First of all, you need to put together an incremental rollout strategy to determine the performance of a product before you expose it fully to your customers. There’s commonly a technical practice around that. You can do it with load balancing, or you can do it with feature flags — a software development technique that turns certain functionalities on or off, without requiring you to deploy new code.
Let’s say you have a pool of 10 executables, and you turn on feature flags for them, and then you send, say, 20 percent of your traffic to those executables. That way you get a sense of how well that traffic performs versus the remaining 80 percent. By looking at the statistics you can start to tell if the new functionality is operating properly and delivering value. If you’re directing 20 percent of your traffic to one spot, and there’s a huge drop off in the use of that feature, clearly there's something not right with the functionality. Using feature flags also lets you do A/B or canary testing to evaluate the success of your deployment.
When functionality fails you need a rollback capability. Perhaps you thought a feature would work, but when it gets out there it’s actually broken. A user clicks on a link and gets a “404 error” message, for example. Or the application doesn't do what you want it to do. As a result, you’re getting much lower click-through rates, or nobody's buying what you’re selling. The amount of time people are spending on the site is dropping precipitously. If these things happen, you want to be able to roll back from the new product iteration to the previous version, which had either operated properly, or had better success.
Another element you really need to have in place is observability, which means you need to know exactly what’s going on inside the application as it's operating. You typically need logging capabilities, but you also have to have telemetry so that you can crunch statistics on the kinds of errors you're seeing, or faulty operations.
You’ll need an appropriate architecture to support all of this day two functionality. Typically, that means you are going to have a horizontal scalability and redundancy. You will want architecture that supports feature flag testing, giving you the opportunity to roll these things out incrementally. And of course, you will need the ability to update your applications as they’re operating or roll them back. The right architecture is quite important in that regard.
SRE — or site reliability engineering — capability is also important. This used to mean that a bunch of engineers would watch systems to make sure an application is executing according to the right technical metrics. Now this capability is becoming a software discipline, and people are writing software to track telemetry and automatically respond to different kinds of errors. SRE functionalities are now the bedrock of cloud-native companies. Capital One is moving in that direction, too, because that's what you need to have in place to be good at managing day two. If you're not doing all these things, you could be in trouble because the disciplines have been prevalent among cloud-native companies for years. They are important tools for companies that strive to be cloud-native enterprises.
Q. What happens to companies that don’t focus on mastering day two issues?
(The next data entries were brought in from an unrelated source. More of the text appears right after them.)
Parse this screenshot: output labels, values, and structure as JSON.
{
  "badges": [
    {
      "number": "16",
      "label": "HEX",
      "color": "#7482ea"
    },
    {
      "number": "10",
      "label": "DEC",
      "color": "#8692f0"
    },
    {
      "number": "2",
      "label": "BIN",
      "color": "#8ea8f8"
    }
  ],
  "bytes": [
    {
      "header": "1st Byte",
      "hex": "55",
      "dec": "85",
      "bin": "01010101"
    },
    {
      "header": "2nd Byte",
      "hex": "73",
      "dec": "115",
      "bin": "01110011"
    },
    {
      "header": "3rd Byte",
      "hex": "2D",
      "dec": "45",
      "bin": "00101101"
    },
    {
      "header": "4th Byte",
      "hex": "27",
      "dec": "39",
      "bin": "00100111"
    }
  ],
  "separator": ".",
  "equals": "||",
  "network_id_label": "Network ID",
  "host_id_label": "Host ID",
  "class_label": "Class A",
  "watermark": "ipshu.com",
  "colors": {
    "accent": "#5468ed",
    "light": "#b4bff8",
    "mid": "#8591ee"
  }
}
The likelihood is they’re going to have more failures in their applications, or perhaps even more dangerous: poorer operation. Your application could be up and running, but running slowly, or it could be throwing out a lot of errors — two scenarios that are likely to annoy customers and make them contact your call center, which in turn could drive up operating expenses. And a subsequent decline in customer satisfaction — an important metric for your business — could mean you generate less revenue.
There’s starting to be a greater appreciation of day two problems and how to manage them. It’s not that yesterday’s practices were bad, it’s just that new applications that follow cloud-native patterns need new capabilities to meet these day two requirements.